The Investment Process in Steps

The Strategy employs a systematic, algorithmic approach to evaluate all securities in the investment universe based on their exposure to each factor. It aims to maximize exposure to those factors in an efficient and practical way.

Signal Generation

Signals for the three factors—value, momentum and sentiment — are delivered daily by Barclays QPS for each bond in the benchmark through custom systematic strategy indices. Each bond in the investment universe receives four scores: one for each factor and a composite score.1

The performance contributions of each signal vary over time due to differences in their characteristics and behaviors. The value signal is the primary contributor to active risk during “normal” market environments, while the momentum signal plays an important complimentary role (both in terms of risk and alpha during periods of heightened volatility). In contrast, the sentiment (ESI) signal, which is predominantly used to screen out issuers with high short interest, has a relatively small contribution at the overall portfolio level compared to value or momentum. This is because few names in the corporate index are actively shorted by equity investors at any one time. Excluding these issuers is an effective way to limit downside risks.

Portfolio Construction 

Our rules-based portfolio construction is guided by three main principles:

  • Optimal portfolio exposure to the factors
  • Control for unintended risks relative to the benchmark index
  • Execute efficiently

Securities are selected based on their exposure to factor scores, with the portfolio optimized to balance potential returns against risk constraints while ensuring effective execution with low transaction costs. The less liquid portion of index constituents are excluded from the eligible universe based on bond-level liquidity analytics such as traded volumes and bid-offer spreads.2

The investor’s specific objectives and constraints are incorporated in this process. This includes any desired sustainability exclusions, metrics and targets. The liquidity-filtered universe is fed into our proprietary portfolio construction and analytics framework, which produces a model portfolio that maximizes the overall composite factor score subject to the designated constraints.

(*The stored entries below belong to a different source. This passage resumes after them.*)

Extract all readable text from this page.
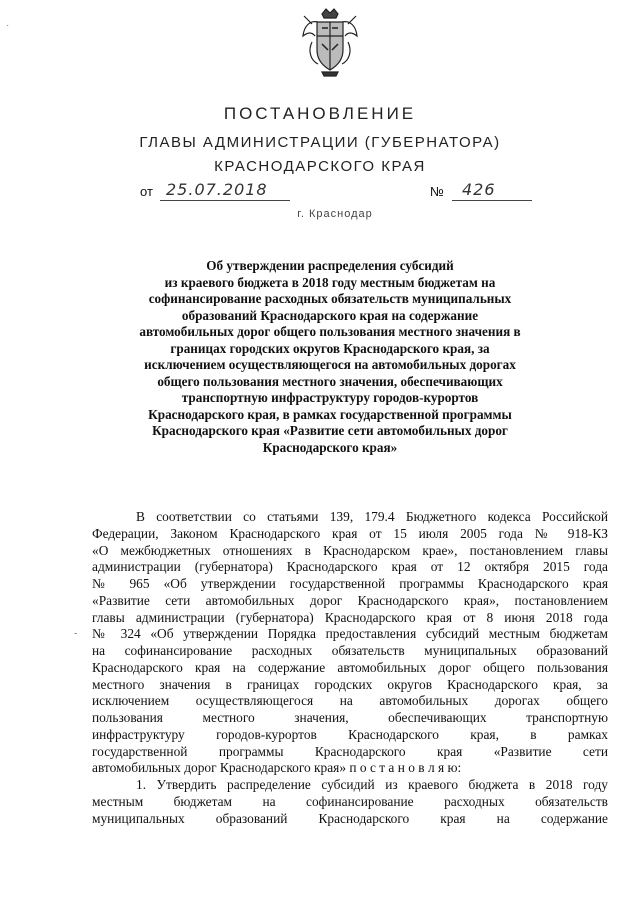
ПОСТАНОВЛЕНИЕ
ГЛАВЫ АДМИНИСТРАЦИИ (ГУБЕРНАТОРА)
КРАСНОДАРСКОГО КРАЯ
от 25.07.2018	№ 426
г. Краснодар
Об утверждении распределения субсидий
из краевого бюджета в 2018 году местным бюджетам на
софинансирование расходных обязательств муниципальных
образований Краснодарского края на содержание
автомобильных дорог общего пользования местного значения в
границах городских округов Краснодарского края, за
исключением осуществляющегося на автомобильных дорогах
общего пользования местного значения, обеспечивающих
транспортную инфраструктуру городов-курортов
Краснодарского края, в рамках государственной программы
Краснодарского края «Развитие сети автомобильных дорог
Краснодарского края»
В соответствии со статьями 139, 179.4 Бюджетного кодекса Российской
Федерации, Законом Краснодарского края от 15 июля 2005 года № 918-КЗ
«О межбюджетных отношениях в Краснодарском крае», постановлением главы
администрации (губернатора) Краснодарского края от 12 октября 2015 года
№ 965 «Об утверждении государственной программы Краснодарского края
«Развитие сети автомобильных дорог Краснодарского края», постановлением
главы администрации (губернатора) Краснодарского края от 8 июня 2018 года
№ 324 «Об утверждении Порядка предоставления субсидий местным бюджетам
на софинансирование расходных обязательств муниципальных образований
Краснодарского края на содержание автомобильных дорог общего пользования
местного значения в границах городских округов Краснодарского края, за
исключением осуществляющегося на автомобильных дорогах общего
пользования местного значения, обеспечивающих транспортную
инфраструктуру городов-курортов Краснодарского края, в рамках
государственной программы Краснодарского края «Развитие сети
автомобильных дорог Краснодарского края» п о с т а н о в л я ю:
1. Утвердить распределение субсидий из краевого бюджета в 2018 году
местным бюджетам на софинансирование расходных обязательств
муниципальных образований Краснодарского края на содержание
˙
-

These constraints ensure portfolio alignment to client investment guidelines as well as to the various exposures and allocations of the reference benchmark, so that factor-based security selection — and not structural differences from the benchmark — is the key driver of excess returns.

Key Benefits of SAFI 

For prospective investors, SAFI offers several compelling advantages:

  • Strong Alpha Potential: Systematic application of proven signals has demonstrated strong and consistent excess returns over benchmarks with relatively low risk usage, leading to high information ratios.
  • Diversification: The demonstrated low correlation of active returns from our systematic credit strategies with traditional fundamental active credit strategies offers attractive diversification benefits, while maintaining the risk characteristics of the benchmark index.
  • Transparent, Disciplined Process: The rules-based methodology provides consistency in security selection decisions that can be applied at scale across broad investment universes.
  • Reduced Human Bias By relying on data-driven insights, systematic approaches remain objective and transparent, and avoids the influence of emotional or cognitive biases in investment decisions.
  • Sustainability Integration Incorporating sustainability screening aligns investment decision-making with global sustainability goals, appealing to socially responsible investors.

Our systematic credit strategies represent a relatively new and sophisticated investment approach that is built upon quantitative rigor that can also integrate sustainable investment practices. By embracing the transparency of the approach, the diversification benefits of the results, along with the integration of sustainability, SAFI offers a compelling proposition for investors seeking to invest actively and responsible in their fixed income portfolios today.